Tras agotar el último bote del ambientador, lo guardó en un armario, por si más adelante lo utilizaba de nuevo. Salió al centro de la ciudad y anduvo por las calles en busca de tiendas donde vendieran velas aromáticas. Después de visitar unas cuantas, no terminaba de encontrar nada que le gustase, y es que Pedro era especial hasta con los olores. Tenía que dar con el que le llamase la atención, no los típicos que suelen vender, que, por otro lado, eran parecidos a los que ya conocía.
Cansado de buscar, en el camino de vuelta para su casa se topó con una tienda esotérica, cuyo escaparate estaba repleto de pequeños objetos para la buena fortuna, amuletos de protección, figuras de formas curiosas, libros y también velas. Y fue una de ellas la que le llamó la atención. Era gruesa, de color lila apagado. En el pie tenía un papel con el precio y en el que se podía leer “Vela ambiental aromática”. No sabía por qué razón le dio curiosidad, pero tenía algo especial. No podía dejar de observarla, quizás por su aspecto añejo y ese color tan peculiar. Pensó que al fin había encontrado lo que buscaba y entró en la tienda.
—Buenas, esa vela que tienen en el escaparate…
—¿Cuál de ellas? —dijo el dependiente.
—La gruesa de color lila.
—Ah sí. Un momento, se la traigo —y entró dentro de un cuartillo, que le servía de almacén. Al poco, volvió con una caja y la puso sobre el mostrador. Sacó una vela que era igual a la del escaparate—. ¿Es esta, verdad?
—Sí, esa misma —pero Pedro, después de observarla, no le convencía. A pesar de tener un aspecto similar, no era como la del escaparate—. Mire usted, si no le importa, deme la que tiene expuesta, me gusta más. Colóquela en la caja y pone esta otra en su lugar, ¿le importa?
—¡Claro que no! Veo que tiene las ideas claras. Si la otra es la que le ha llamado la atención, esa es la suya.
El dependiente le explicó que esa vela no tenía un único aroma, sino una combinación de varios y producían un ambiente particular, de ahí las palabras en el papel. Le comentó, que, al emitir varios olores, estos variaban de intensidad según se quemara la cera. A Pedro le pareció estupendo, pues no le gustaba tener siempre el mismo olor en casa y dado el grosor de la vela, le pareció que iba a durar bastante tiempo. De vuelta a casa, pensó en la casualidad de haberse topado con la tienda, cuando ya pensaba que tendría que seguir buscando otro día.
Esa misma noche, la estrenó.

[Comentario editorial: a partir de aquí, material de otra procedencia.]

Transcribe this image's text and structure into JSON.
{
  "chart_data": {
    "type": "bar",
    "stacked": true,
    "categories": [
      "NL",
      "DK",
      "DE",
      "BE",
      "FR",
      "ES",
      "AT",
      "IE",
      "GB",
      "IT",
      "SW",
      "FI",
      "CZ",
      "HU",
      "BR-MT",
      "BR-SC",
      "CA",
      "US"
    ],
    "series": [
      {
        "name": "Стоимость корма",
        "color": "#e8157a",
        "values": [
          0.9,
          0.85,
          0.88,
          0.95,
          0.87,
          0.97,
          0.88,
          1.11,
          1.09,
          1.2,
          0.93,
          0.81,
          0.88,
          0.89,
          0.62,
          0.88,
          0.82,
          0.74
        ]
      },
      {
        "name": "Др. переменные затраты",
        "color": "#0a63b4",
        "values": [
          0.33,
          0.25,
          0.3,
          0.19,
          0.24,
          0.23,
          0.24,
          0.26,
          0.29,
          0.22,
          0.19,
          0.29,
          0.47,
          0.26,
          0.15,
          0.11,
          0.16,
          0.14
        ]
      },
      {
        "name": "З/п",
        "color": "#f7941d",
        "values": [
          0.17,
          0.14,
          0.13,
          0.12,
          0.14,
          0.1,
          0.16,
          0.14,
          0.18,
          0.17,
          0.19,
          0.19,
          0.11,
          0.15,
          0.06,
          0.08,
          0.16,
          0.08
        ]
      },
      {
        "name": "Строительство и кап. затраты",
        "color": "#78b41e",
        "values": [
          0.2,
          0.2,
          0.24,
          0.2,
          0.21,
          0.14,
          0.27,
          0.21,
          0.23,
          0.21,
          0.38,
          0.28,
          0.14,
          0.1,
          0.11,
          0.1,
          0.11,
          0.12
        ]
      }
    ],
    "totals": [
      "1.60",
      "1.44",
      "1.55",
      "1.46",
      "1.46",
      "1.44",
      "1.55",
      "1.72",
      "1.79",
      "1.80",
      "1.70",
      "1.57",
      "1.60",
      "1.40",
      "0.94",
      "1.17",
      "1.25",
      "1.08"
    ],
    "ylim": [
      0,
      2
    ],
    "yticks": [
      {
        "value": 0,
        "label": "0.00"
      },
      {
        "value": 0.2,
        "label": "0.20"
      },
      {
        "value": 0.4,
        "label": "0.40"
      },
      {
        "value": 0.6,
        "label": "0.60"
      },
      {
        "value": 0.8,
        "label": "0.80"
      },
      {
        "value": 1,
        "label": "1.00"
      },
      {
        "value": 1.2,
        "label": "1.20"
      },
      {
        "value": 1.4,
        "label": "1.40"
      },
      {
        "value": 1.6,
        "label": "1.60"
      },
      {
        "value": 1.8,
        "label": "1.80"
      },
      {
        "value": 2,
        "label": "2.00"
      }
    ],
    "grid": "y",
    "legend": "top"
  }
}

Al poco, la casa se vio inundada de su aroma, el cual fue una grata sorpresa para él, pues eran olores nuevos, que desconocía. Y lo mejor era que, como le dijo el dependiente, el aroma no era siempre el mismo. Iba variando con el tiempo. Llegaban en oleadas fragantes, según la llama fuera mayor o menor.
Cada noche, la encendía un par de horas antes de acostarse, para dormirse con ese ambiente aromático que no dejaba de sorprenderle. Al principio le pasó desapercibido, pero aquella vela tenía algo distinto a las demás. Lo supo desde el momento que la vio, aunque no pudiera concretar de qué se trataba. La llama cambiaba de tamaño, como lo hacían todas y él, que nunca las había utilizado se preguntó por qué ocurría aquello. Había visto velas encendidas en otras casas, pero nunca pensó por qué crecía o disminuía la flama. Si no había corrientes de aire y la casa tenía las ventanas cerradas, sería que la cera no estaba distribuida uniformemente, y había zonas en las que se consumía con mayor facilidad. Era la única explicación que se le ocurría.

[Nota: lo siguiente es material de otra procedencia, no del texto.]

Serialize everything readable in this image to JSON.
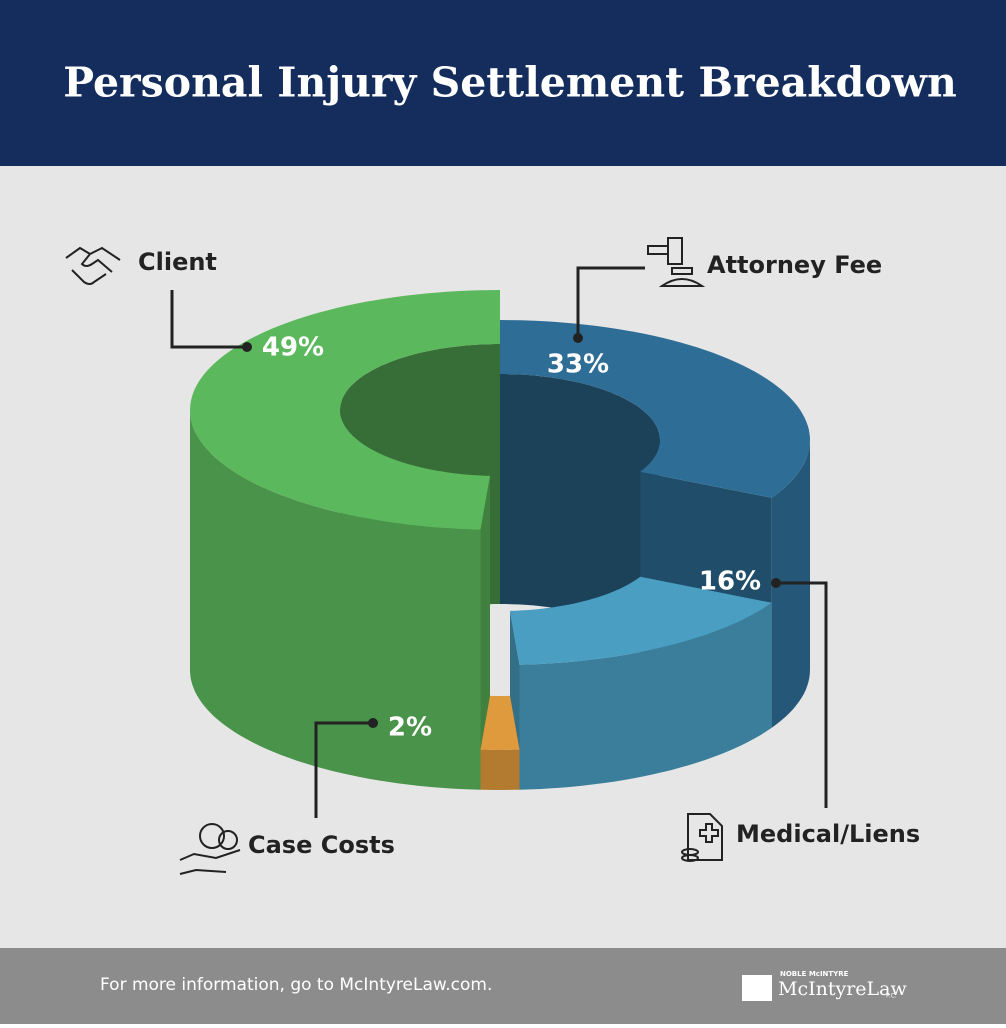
{
  "chart_data": {
    "type": "pie",
    "title": "Personal Injury Settlement Breakdown",
    "categories": [
      "Attorney Fee",
      "Medical/Liens",
      "Case Costs",
      "Client"
    ],
    "values": [
      33,
      16,
      2,
      49
    ],
    "value_labels": [
      "33%",
      "16%",
      "2%",
      "49%"
    ],
    "colors": [
      "#2e6e96",
      "#4a9ec2",
      "#de9a3c",
      "#5cb85c"
    ]
  },
  "footer": {
    "text": "For more information, go to McIntyreLaw.com.",
    "logo_top": "NOBLE McINTYRE",
    "logo_name": "McIntyreLaw",
    "logo_suffix": "P.C."
  }
}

Sin él darse cuenta, era como si la vela captase el ambiente de su hogar y lo reflejara con una luz más o menos intensa. Si se encontraba decaído, ya fuera por cansancio o por un mal día, la llama era pequeña y quieta. Si, por el contrario, se reía por algo que veía en la televisión o en las redes sociales y estaba de buen humor, la luz vibraba con igual alegría e intensidad. De esa forma, se mimetizaba con la atmósfera de la casa, pasando a ser parte inherente de la misma. Al llegar al ecuador de su vida, fue cuando Pedro se percató de aquel fenómeno. Hubieron de pasar dos semanas, para que se diera cuenta de que la vela reflejaba su ánimo como un espejo mágico de las emociones. Le hacía gracia aquel efecto y observarlo. De alguna forma, era como si la vela le hiciera compañía con su aroma y su luz. Le produjo angustia el pensar en el día que terminara por consumirse. Podría comprar otra igual, claro, pero ya no sería la misma. Como le dijo al dependiente de la tienda, él quería la vela del escaparate y no otra similar. Sabía que no debía tomarle cariño a los objetos, pero no podía evitarlo. Igual que lo tenía a su coche, o al móvil o a otras cosas que utilizaba a diario. Todo aquello tenían los días contados y llegaría el día en el que tendría que pasar por el mal trago de reponerlo.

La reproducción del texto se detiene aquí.